By Agnieszka Flak
MILAN, Feb 3 (Reuters) – In the months before the Milano Cortina Olympics, South Korean ice dancer Hannah Lim wrote a short story that traces the emotional arc of her and her partner Ye Quan’s free dance program, turning four minutes of movement into a sensory narrative.
Lim said she hoped to publish the piece before the Games, but time was running short as her manager was still checking it for grammar and spelling. She added that if people could read the story before watching the program, “it adds a little special something.”
“I put our skating into words and made us into characters,” the 21-year-old said.
The story begins just before the free dance starts and follows the program beat by beat, transforming the skaters into characters set in a specific period.

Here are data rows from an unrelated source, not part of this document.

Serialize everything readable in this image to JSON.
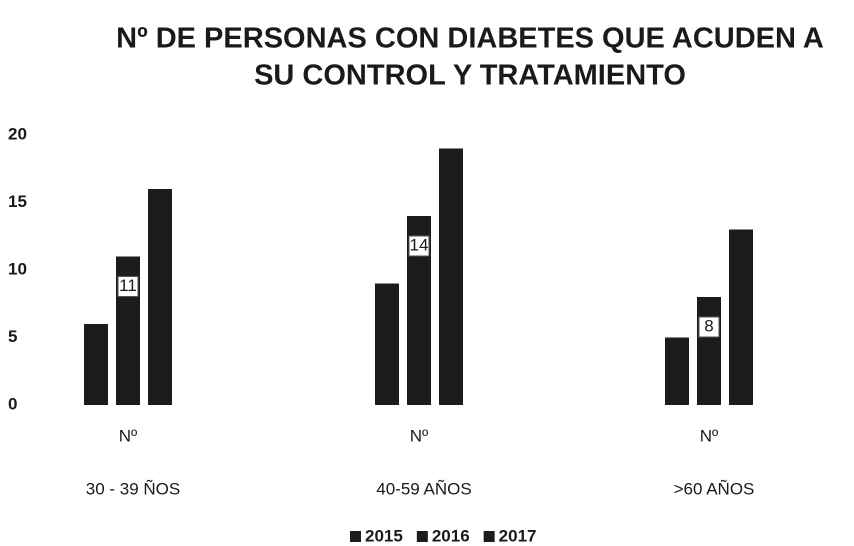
{
  "chart_data": {
    "type": "bar",
    "title": [
      "Nº DE PERSONAS CON DIABETES QUE ACUDEN A",
      "SU CONTROL Y TRATAMIENTO"
    ],
    "categories": [
      "Nº",
      "Nº",
      "Nº"
    ],
    "groups": [
      "30 - 39 ÑOS",
      "40-59 AÑOS",
      ">60 AÑOS"
    ],
    "series": [
      {
        "name": "2015",
        "color": "#1c1c1c",
        "values": [
          6,
          9,
          5
        ]
      },
      {
        "name": "2016",
        "color": "#1c1c1c",
        "values": [
          11,
          14,
          8
        ],
        "show_labels": true
      },
      {
        "name": "2017",
        "color": "#1c1c1c",
        "values": [
          16,
          19,
          13
        ]
      }
    ],
    "ylim": [
      0,
      20
    ],
    "yticks": [
      0,
      5,
      10,
      15,
      20
    ],
    "grid": false,
    "legend": "bottom"
  }
}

Lim leans heavily into sensory detail — the smell of the air, the texture of the space, the emotions that surface as the relationship at the centre of the dance unfolds.

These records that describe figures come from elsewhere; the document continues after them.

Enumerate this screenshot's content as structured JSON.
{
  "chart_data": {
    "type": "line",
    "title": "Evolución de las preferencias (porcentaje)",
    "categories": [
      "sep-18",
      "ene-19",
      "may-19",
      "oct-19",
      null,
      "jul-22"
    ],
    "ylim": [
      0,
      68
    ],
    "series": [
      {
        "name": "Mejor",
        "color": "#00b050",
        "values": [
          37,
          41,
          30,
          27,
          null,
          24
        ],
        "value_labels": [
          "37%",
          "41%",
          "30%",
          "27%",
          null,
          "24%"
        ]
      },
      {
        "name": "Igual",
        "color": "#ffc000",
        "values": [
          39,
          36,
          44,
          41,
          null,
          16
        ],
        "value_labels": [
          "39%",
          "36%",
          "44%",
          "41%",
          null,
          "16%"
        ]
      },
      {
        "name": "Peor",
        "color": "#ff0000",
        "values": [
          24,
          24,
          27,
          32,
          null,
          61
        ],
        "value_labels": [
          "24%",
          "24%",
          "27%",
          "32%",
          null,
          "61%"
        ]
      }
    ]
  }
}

“When you walk in, how does the place make you feel, or what do you feel? What do you see? I tried to make it super descriptive so you can visualise it which is how I like to read books.”
Her dance partner was the first reader — and re-reader — receiving multiple versions, sometimes late at night. “It’s full of deep sensory detail,” Quan said. “She describes the smell, the air, the taste of stuff.”
Lim, an avid reader, said the project started as something personal. Inspired by American fantasy writer Sarah J. Maas and the story of a Korean family in Min Jin Lee’s novel “Pachinko”, she set out to merge the sensory details of a fantasy novel with a grounded, historical setting.
Their free program is set to “Adagio for Strings” by Samuel Barber and “Adagio” by Lara Fabian.
As the Olympics approach, the pair say their goal remains less about placement and more about impact. They want audiences — many of whom may be watching figure skating for the first time — to feel the story they are trying to tell.
“If it’s our free (program), we want them to almost cry,” Lim said. “To feel everything.”
For those who read the story first, she hopes the experience becomes interactive — spotting moments from the page reflected on the ice, including the final image, when the character ends the story on her knees, mirroring the closing position of the program.
“I tried to match it up as best as I could but obviously writing is different from skating and we only skate for four minutes,” she said, adding that if people tried to connect the two, that “would be exciting”.